A reduced-order-modeling (ROM) framework is developed and applied to simulate coupled flow/quasistatic-geomechanics problems. The reduced-order model is constructed using POD-TPWL, in which proper orthogonal decomposition (POD), which enables representation of the solution unknowns in a low-dimensional subspace, is combined with trajectory-piecewise linearization (TPWL), where solutions with new sets of well controls are represented by means of linearization around previously simulated (training) solutions. The overdetermined system of equations is projected into the low-dimensional subspace using a least-squares Petrov-Galerkin (LSPG) procedure, which has been shown to maintain numerical stability in POD-TPWL models.
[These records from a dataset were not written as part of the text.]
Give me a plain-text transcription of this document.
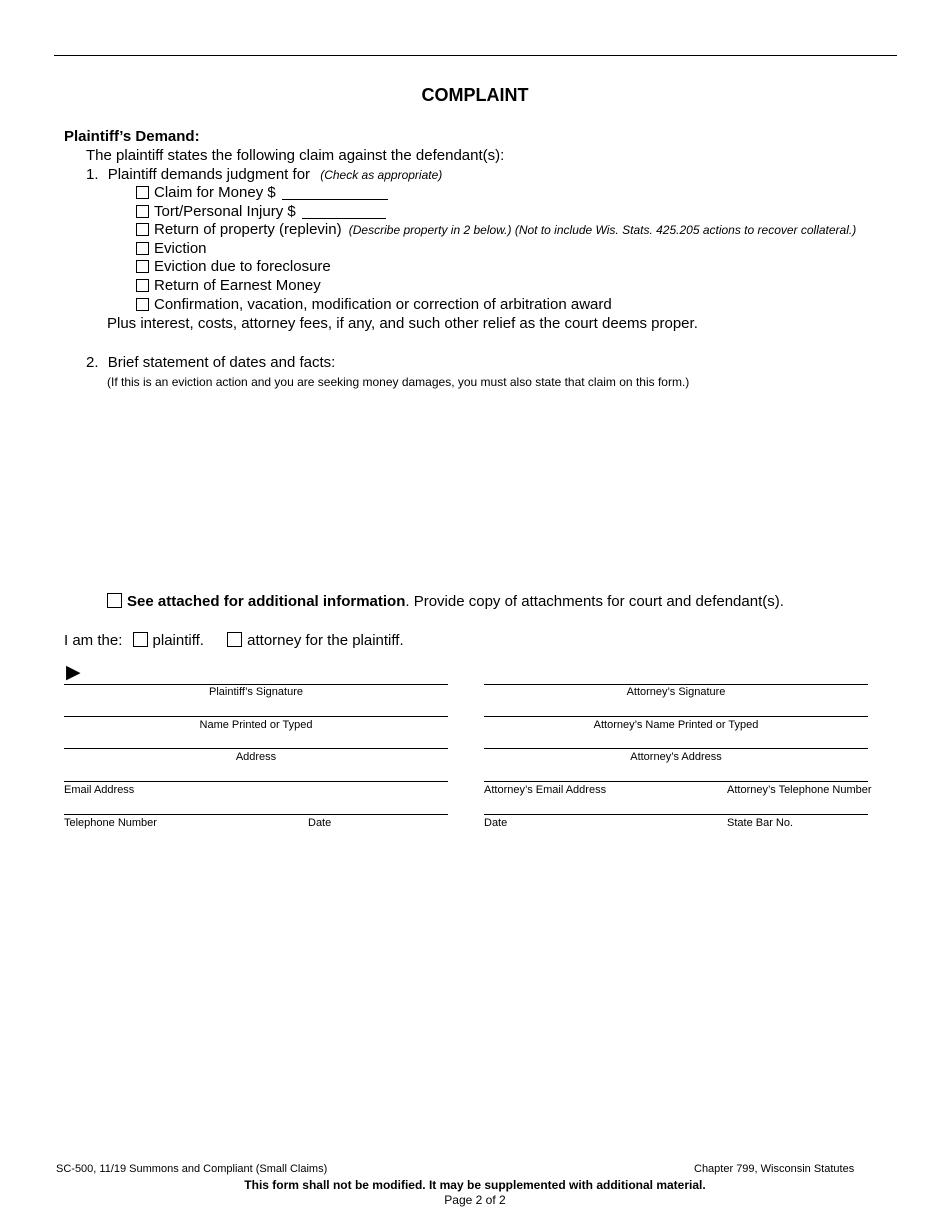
COMPLAINT
Plaintiff’s Demand:
The plaintiff states the following claim against the defendant(s):
1. Plaintiff demands judgment for (Check as appropriate)
Claim for Money $
Tort/Personal Injury $
Return of property (replevin) (Describe property in 2 below.) (Not to include Wis. Stats. 425.205 actions to recover collateral.)
Eviction
Eviction due to foreclosure
Return of Earnest Money
Confirmation, vacation, modification or correction of arbitration award
Plus interest, costs, attorney fees, if any, and such other relief as the court deems proper.
2. Brief statement of dates and facts:
(If this is an eviction action and you are seeking money damages, you must also state that claim on this form.)
See attached for additional information. Provide copy of attachments for court and defendant(s).
I am the: plaintiff.	attorney for the plaintiff.
▶
Plaintiff’s Signature
Name Printed or Typed
Address
Email Address
Telephone Number	Date
Attorney’s Signature
Attorney’s Name Printed or Typed
Attorney’s Address
Attorney’s Email Address	Attorney’s Telephone Number
Date	State Bar No.
SC-500, 11/19 Summons and Compliant (Small Claims)	Chapter 799, Wisconsin Statutes
This form shall not be modified. It may be supplemented with additional material.
Page 2 of 2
The states and derivative matrices required by POD-TPWL, generated by an extended version of the Stanford University Automatic Differentiation General Purpose Research Simulator (AD-GPRS), are provided in an offline (preprocessing or training) step. Offline computational requirements correspond to the equivalent of five to eight full-order simulations, depending on the number of training runs used. Run-time (online) speedups of O(100) or more are typically achieved for new POD-TPWL test-case simulations. The POD-TPWL model is tested extensively for a 2D coupled problem involving oil/water flow and geomechanics. It is shown that POD-TPWL provides predictions of reasonable accuracy, relative to full-order simulations, for well-rate quantities, global pressure and saturation fields, global maximum- and minimum-principal-stress fields, and the Mohr-Coulomb rock-failure criterion, for the cases considered. A systematic study of POD-TPWL error is conducted using various training procedures for different levels of perturbation between test and training cases. The use of randomness in the well-bottomhole-pressure (BHP) profiles used in training is shown to be beneficial in terms of POD-TPWL solution accuracy. The procedure is also successfully applied to a prototype 3D example case.